LANSKY: If it's a low-risk birth, and a midwife is the appropriate level of care for a low-risk mom, then someone who has a bundled payment has an incentive to put those two together.

SIMON: They have an incentive to call the midwives.

LANSKY: Call the midwives.


SIMON: I couldn't resist.

LANSKY: I know. Go ahead.

SIMON: Of course, the U.S. has a long way to go to integrate midwives. For example, in England, midwives attend more than half of births. But in the U.S., they only attend 8 percent of births. In Alabama, it's just 1 percent of births. But Whitney was determined to be in that 1 percent.
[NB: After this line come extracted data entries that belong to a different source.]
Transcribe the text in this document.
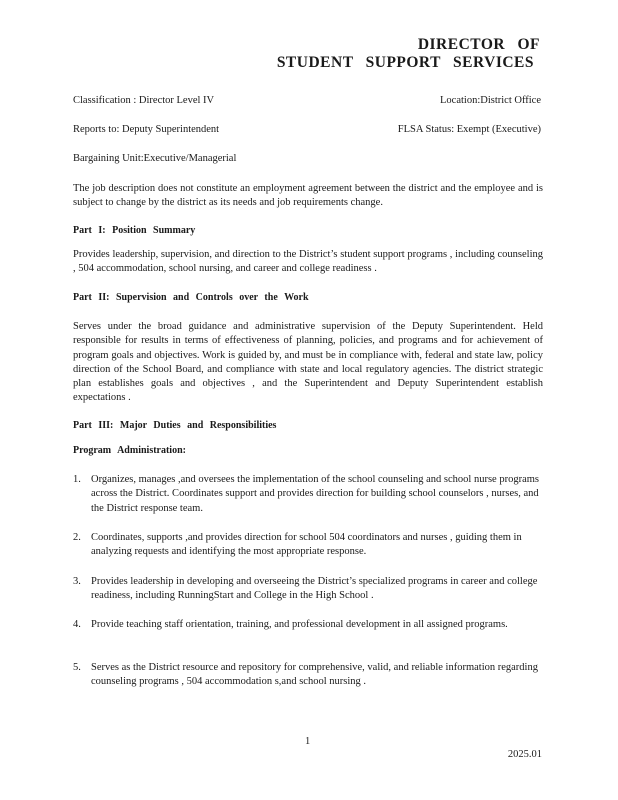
DIRECTOR OF
STUDENT SUPPORT SERVICES
Classification : Director Level IV	Location:District Office
Reports to: Deputy Superintendent	FLSA Status: Exempt (Executive)
Bargaining Unit:Executive/Managerial
The job description does not constitute an employment agreement between the district and the employee and is subject to change by the district as its needs and job requirements change.
Part I: Position Summary
Provides leadership, supervision, and direction to the District’s student support programs , including counseling , 504 accommodation, school nursing, and career and college readiness .
Part II: Supervision and Controls over the Work
Serves under the broad guidance and administrative supervision of the Deputy Superintendent. Held responsible for results in terms of effectiveness of planning, policies, and programs and for achievement of program goals and objectives. Work is guided by, and must be in compliance with, federal and state law, policy direction of the School Board, and compliance with state and local regulatory agencies. The district strategic plan establishes goals and objectives , and the Superintendent and Deputy Superintendent establish expectations .
Part III: Major Duties and Responsibilities
Program Administration:
1. Organizes, manages ,and oversees the implementation of the school counseling and school nurse programs across the District. Coordinates support and provides direction for building school counselors , nurses, and the District response team.
2. Coordinates, supports ,and provides direction for school 504 coordinators and nurses , guiding them in analyzing requests and identifying the most appropriate response.
3. Provides leadership in developing and overseeing the District’s specialized programs in career and college readiness, including RunningStart and College in the High School .
4. Provide teaching staff orientation, training, and professional development in all assigned programs.
5. Serves as the District resource and repository for comprehensive, valid, and reliable information regarding counseling programs , 504 accommodation s,and school nursing .
1
2025.01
And if she couldn't find a midwife in Alabama, she was going to get in her car.

JONES: I was being told there wasn't any midwives. I was very close to going across the state line just to give birth to my child.

SIMON: Wow. Where would you go?

JONES: I was going to go to Tennessee.

SIMON: But Whitney made it happen. She found her Alabama midwife, and she found a doula. She got a whole team. She was able to do it all aboveboard. And on June 25, baby Raya was born.

JONES: She won't let me - you want to open your eyes up?

SIMON: She's opening her eyes a little bit.

JONES: (Laughter) She's something else.


SIMON: Whitney says with Raya's birth, with a midwife by her side, this time, no one pressured her to have a C-section she didn't want or need. They just told her to keep on pushing.


THE IMPRESSIONS: (Singing) 'Cause I've got my strength, and it don't make sense not to keep on pushing. Hallelujah, hallelujah.